Data Mesh reflects a wider shift going on in the IT industry: from building monolithic enterprise applications and software to a microservices architecture, where applications are built from pieces with lots of APIs, and the same services can be utilized in multiple contexts.
Also, the teams are smaller, applying agile tactics as opposed to the large project teams and “waterfall” deployment of the monolithic approach.
Data management is starting to follow the same trends that influence application development as a whole.
Modeling Business Domains
There is still a need for centralized data storage because even though the data pipeline is built by domains, it doesn’t make sense to develop siloed data platforms for each domain.

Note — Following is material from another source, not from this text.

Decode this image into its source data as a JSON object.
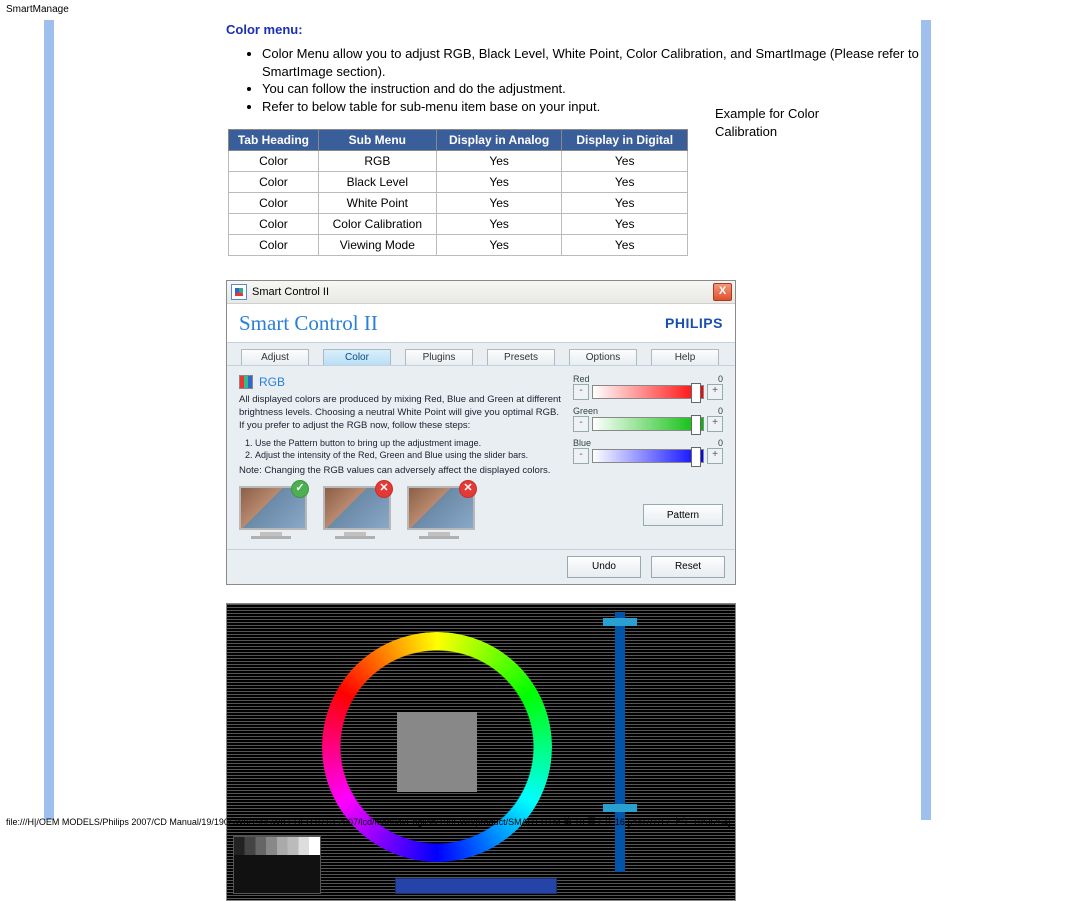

There is just too much overlap between the departments. Who could really own customer data completely?
Because of the demand for separate data pipelines on the other hand and centralized data platforms on the other, this becomes quite complicated to understand and keep track of.
Business-driven data modeling (also called conceptual data modeling) is ideal to manage this complexity. In fact, it is ideal for domain-based thinking and improving communications between all counterparts.
Let’s have a look at what that means.
What do you mean by…
In business-driven modeling, everything starts with defining the key business concepts. You go:
“What do you mean when you say Customer, Product, or Project?”
The domain experts then explain what they mean in a way that’s understandable for all participants: the developers, other subject matter experts, and even the project management!
After you’ve identified and defined these key concepts of the business domain, you draw relationships between them in order to explain how they relate to each other. This is something where only the actual business domain expert knows what is correct. Let’s take a look at an example:
“What is a Lead?”
Ask the Data Engineers, and they’ll have no idea. Is that surprising, when it’s not really even their job to know that?
No, it’s the marketing domain expert that knows that by heart. Let’s ask her!
The marketing rep explains that in our company, a “lead” is a customer that has ordered a newsletter, downloaded a white paper, and requested more information three times in the past two months.
Now we know what the lead data is about in our hypothetical company. You can easily imagine a thousand different answers to the question; “lead” is not a universal concept, the definitions will vary significantly across companies and industries.
Definition of a concept is a business decision and a rule set by the business domain decision-maker.
By doing conceptual modeling you start understanding the domain-specific rules and its data structure, and that’s what Data Mesh is all about.
Ellie is a perfect match for Data Mesh
When you come up with documented business models of
We have developed Ellie exactly with that purpose in mind. You can create architecture, applications, and data platforms that are based on the language that the business uses.
And you can do it piece by piece, use case by use case. The models are all up to date and reusable, exactly what the Data Mesh approach expects models to be.
Ellie is fully cloud-based, so you can share all the models across your organization. One Ellie client has added more than 200 users into Ellie. First, this seems a bit odd: are there 200 data pros doing modeling in that organization? The answer is no: but there are 200 business domain experts who participate in defining the key concepts, and utilize the documented data structures in their daily work.
In Ellie, the business concepts, such as Customer and Product, are reusable. Once you’ve defined them, you can use them in different models.
The most useful thing in Ellie is that you get things done with it. It’s an easy to use data modeling tool that the work actually proceeds, which is not very often the case when you deal with Enterprise Architecture or reverse engineering.
Even if Data Mesh wouldn’t be your flavor of choice, the thinking behind it is sound. Getting familiar with its basics is recommended for all data professionals.